This membership, Bishop Bravi told the agency SIR, “highlights history and heritage, the European cultural tradition.” Although “rich and multiform,” it is also “based on common roots giving rise to an identity we want to highlight and promote.”
For the prelate, “the religious experience and in particular, Christian life,” have a special place in the European panorama. As a new member of this agreement, the Holy See can now become “more directly involved” in raising “awareness” of the “decisive role” of Christianity.
400,000 religious buildings in Europe
Bishop Bravi highlighted the many routes already certified by this agreement with a “clear religious reference”: the road of Compostela, the via Francigena that ends in Rome, the route of Saint-Martin-de-Tours from Hungary to France, and the Saint-Olaf route in Norway.
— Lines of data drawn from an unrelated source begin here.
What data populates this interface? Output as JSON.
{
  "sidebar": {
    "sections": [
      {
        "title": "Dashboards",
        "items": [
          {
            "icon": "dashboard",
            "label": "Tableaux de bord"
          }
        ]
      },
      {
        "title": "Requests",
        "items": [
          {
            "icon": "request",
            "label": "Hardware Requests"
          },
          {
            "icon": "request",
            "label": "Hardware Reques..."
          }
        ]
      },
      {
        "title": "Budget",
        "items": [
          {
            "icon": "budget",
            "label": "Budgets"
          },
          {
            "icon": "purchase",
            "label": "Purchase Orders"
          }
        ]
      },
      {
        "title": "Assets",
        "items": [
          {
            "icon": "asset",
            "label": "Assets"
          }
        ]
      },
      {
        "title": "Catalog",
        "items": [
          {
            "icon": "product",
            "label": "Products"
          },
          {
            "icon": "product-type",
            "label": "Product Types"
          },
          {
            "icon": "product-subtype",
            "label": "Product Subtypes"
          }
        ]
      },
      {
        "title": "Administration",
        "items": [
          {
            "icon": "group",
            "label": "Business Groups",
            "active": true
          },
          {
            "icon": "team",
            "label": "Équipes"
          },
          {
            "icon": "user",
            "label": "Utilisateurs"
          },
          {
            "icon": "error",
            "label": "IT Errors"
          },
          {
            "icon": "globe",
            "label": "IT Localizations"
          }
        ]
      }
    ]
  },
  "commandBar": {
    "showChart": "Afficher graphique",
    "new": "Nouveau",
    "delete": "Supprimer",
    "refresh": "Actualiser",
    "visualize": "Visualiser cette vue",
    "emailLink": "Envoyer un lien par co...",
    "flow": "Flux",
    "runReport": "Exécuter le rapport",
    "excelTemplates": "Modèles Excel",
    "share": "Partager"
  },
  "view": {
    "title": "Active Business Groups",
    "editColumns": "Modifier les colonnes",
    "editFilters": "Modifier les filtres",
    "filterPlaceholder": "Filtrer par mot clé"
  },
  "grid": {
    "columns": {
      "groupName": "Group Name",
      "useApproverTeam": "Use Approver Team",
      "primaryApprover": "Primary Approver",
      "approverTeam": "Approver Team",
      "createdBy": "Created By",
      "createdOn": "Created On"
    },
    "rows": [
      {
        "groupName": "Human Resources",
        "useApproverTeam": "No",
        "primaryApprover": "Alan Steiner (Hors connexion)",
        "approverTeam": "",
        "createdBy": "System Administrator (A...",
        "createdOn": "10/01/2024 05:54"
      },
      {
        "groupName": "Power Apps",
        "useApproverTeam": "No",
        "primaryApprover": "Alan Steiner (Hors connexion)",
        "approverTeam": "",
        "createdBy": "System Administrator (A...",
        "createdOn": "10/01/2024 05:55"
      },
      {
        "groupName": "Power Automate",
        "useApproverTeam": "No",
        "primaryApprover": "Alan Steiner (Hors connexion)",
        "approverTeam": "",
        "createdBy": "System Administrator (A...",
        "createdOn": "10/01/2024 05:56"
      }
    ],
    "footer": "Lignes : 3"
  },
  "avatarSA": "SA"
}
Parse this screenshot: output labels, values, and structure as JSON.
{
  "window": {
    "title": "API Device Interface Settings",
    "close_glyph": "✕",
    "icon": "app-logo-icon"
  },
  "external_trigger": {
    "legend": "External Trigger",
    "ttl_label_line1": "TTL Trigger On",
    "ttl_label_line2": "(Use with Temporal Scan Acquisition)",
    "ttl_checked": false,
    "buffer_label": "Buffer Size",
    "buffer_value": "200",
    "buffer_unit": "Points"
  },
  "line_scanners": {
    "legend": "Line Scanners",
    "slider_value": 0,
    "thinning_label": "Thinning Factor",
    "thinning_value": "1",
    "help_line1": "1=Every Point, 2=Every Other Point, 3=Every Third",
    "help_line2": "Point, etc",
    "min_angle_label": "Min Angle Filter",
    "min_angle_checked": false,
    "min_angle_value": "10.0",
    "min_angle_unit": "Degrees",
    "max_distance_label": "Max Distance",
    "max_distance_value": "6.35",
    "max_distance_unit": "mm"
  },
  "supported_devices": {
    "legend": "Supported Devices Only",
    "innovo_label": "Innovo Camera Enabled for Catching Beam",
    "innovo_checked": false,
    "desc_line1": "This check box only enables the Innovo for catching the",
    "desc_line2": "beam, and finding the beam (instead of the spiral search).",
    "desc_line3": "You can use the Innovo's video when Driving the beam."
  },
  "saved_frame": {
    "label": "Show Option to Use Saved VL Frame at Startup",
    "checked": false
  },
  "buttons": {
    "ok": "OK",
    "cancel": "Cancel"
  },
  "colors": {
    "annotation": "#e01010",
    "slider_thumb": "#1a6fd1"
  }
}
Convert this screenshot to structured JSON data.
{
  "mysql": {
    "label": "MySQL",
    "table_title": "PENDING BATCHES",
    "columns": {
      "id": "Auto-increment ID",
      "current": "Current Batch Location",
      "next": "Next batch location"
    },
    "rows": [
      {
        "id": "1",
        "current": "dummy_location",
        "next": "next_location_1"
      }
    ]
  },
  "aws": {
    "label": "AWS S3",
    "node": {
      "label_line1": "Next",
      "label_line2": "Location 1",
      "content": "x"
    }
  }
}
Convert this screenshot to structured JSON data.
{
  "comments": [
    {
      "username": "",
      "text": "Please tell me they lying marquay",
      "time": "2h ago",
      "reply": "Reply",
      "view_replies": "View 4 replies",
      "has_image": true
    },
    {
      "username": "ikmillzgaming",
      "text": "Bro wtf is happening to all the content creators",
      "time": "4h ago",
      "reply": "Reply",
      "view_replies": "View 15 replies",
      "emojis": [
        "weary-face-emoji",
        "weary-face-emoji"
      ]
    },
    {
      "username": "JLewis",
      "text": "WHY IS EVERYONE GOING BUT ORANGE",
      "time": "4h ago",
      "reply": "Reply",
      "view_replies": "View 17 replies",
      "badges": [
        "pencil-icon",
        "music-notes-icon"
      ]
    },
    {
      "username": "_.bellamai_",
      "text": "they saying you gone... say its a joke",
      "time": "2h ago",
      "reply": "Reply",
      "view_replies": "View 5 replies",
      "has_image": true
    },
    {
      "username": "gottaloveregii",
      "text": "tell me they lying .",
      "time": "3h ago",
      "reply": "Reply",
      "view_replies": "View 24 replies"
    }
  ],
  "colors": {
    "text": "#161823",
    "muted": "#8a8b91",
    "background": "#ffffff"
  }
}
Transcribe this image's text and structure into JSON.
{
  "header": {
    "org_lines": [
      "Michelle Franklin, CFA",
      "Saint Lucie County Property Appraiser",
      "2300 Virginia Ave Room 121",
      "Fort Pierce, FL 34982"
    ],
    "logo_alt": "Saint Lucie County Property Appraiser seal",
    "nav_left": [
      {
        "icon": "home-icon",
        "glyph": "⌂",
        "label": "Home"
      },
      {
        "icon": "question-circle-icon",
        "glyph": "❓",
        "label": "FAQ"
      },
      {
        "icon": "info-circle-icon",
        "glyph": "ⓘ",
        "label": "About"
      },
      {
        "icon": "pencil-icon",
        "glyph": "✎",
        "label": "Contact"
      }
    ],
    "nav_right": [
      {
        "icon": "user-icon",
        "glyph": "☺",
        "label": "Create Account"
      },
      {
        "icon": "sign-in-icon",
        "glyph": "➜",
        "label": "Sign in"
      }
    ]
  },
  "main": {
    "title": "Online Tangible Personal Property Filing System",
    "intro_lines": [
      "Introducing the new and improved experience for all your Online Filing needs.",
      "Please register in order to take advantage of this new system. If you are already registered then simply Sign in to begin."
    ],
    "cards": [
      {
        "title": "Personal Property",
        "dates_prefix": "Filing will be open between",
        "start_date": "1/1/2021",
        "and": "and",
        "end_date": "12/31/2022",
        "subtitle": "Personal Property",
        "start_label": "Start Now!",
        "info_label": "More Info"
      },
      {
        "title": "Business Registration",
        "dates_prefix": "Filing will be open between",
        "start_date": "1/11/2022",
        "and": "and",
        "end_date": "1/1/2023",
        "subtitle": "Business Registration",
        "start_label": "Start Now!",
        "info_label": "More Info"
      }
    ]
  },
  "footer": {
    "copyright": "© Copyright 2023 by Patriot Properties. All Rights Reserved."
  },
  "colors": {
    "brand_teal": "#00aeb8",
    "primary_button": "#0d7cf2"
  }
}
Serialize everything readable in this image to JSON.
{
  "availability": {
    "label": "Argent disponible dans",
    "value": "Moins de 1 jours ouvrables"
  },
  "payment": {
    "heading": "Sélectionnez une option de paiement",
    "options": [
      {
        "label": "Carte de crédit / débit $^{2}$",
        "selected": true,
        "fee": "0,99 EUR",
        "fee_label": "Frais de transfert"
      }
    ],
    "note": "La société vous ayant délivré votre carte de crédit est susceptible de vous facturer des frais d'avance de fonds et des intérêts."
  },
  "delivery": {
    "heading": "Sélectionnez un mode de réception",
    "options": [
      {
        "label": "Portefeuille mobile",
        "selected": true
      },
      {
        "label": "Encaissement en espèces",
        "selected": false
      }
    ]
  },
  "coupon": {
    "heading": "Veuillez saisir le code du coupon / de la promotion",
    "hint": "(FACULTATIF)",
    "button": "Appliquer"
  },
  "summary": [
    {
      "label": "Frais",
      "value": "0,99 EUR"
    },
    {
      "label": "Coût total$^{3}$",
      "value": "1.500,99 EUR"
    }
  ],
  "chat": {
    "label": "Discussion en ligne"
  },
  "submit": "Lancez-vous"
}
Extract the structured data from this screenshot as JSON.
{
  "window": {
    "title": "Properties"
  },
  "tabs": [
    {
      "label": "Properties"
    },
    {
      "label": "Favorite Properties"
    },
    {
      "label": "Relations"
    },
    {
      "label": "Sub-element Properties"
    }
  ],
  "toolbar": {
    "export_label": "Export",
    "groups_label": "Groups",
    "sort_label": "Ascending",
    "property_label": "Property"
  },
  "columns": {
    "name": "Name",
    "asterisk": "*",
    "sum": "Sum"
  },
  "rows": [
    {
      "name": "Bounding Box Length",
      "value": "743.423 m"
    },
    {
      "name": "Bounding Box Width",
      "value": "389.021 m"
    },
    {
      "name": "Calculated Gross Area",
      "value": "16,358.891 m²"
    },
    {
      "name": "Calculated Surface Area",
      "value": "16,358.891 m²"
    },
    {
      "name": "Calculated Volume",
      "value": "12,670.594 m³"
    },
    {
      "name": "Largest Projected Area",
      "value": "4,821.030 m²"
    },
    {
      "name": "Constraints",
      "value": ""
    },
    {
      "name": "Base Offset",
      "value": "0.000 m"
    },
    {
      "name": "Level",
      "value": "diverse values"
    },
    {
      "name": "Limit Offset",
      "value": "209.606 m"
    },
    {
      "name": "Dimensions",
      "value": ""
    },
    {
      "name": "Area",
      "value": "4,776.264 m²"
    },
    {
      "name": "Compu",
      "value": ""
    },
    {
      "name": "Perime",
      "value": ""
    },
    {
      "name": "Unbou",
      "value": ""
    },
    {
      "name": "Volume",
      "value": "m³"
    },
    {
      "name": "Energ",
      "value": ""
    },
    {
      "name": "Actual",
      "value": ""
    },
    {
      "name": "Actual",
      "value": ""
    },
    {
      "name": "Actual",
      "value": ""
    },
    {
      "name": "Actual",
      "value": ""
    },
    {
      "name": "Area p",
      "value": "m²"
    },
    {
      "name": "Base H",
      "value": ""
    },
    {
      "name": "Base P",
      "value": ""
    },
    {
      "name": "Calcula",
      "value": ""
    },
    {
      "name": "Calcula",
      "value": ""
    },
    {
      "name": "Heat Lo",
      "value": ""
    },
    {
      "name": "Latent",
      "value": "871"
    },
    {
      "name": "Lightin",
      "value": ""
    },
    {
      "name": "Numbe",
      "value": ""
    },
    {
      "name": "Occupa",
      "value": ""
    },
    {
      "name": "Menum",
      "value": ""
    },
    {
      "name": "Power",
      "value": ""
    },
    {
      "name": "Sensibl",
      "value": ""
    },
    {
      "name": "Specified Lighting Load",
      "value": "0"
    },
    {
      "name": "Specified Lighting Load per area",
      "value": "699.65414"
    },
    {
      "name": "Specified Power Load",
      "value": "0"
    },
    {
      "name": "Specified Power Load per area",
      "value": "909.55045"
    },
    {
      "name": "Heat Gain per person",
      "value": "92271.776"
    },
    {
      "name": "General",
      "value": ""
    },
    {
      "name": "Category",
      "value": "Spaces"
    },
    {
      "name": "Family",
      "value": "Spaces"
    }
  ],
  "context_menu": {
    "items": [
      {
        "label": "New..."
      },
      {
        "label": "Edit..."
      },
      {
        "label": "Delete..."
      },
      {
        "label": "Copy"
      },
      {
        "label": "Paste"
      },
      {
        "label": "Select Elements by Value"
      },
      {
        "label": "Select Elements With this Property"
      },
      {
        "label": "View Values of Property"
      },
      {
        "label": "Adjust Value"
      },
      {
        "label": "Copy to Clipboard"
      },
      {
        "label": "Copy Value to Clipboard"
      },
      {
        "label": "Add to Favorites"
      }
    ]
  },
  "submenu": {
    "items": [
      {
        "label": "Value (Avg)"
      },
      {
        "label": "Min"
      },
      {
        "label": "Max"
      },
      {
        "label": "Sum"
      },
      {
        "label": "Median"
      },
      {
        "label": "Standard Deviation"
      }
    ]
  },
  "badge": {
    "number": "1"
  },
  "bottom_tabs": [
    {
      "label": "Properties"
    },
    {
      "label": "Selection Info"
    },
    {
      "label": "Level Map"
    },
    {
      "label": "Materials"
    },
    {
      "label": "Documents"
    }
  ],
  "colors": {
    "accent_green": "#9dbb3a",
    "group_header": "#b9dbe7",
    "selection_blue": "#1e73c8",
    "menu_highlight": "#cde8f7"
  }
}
Thanks to these routes, “We can see how much the Christian message has been inculturated in Europe,” said the prelate.
The presence of 400,000 religious buildings scattered on the continent also shows how “European roots are also, but not exclusively, Christian.”
In this way, wrote the nuncio in L’Osservatore Romano on April 19, we see that “the idea of Europe is not limited to the adoption of the single common currency.” Indeed, he said, there is “a fund of values and ideals” that gave rise to a common identity. Its rediscovery may be an “antidote to nationalist pressures,” Bishop Bravi said.
This membership was ratified on March 21 and officially inaugurated in the presence of Bishop Bravi at an April 18 ceremony at the European Institute of Cultural Routes in Luxembourg. This institute, created in 1998, advises and coordinates the evaluation of certified cultural routes.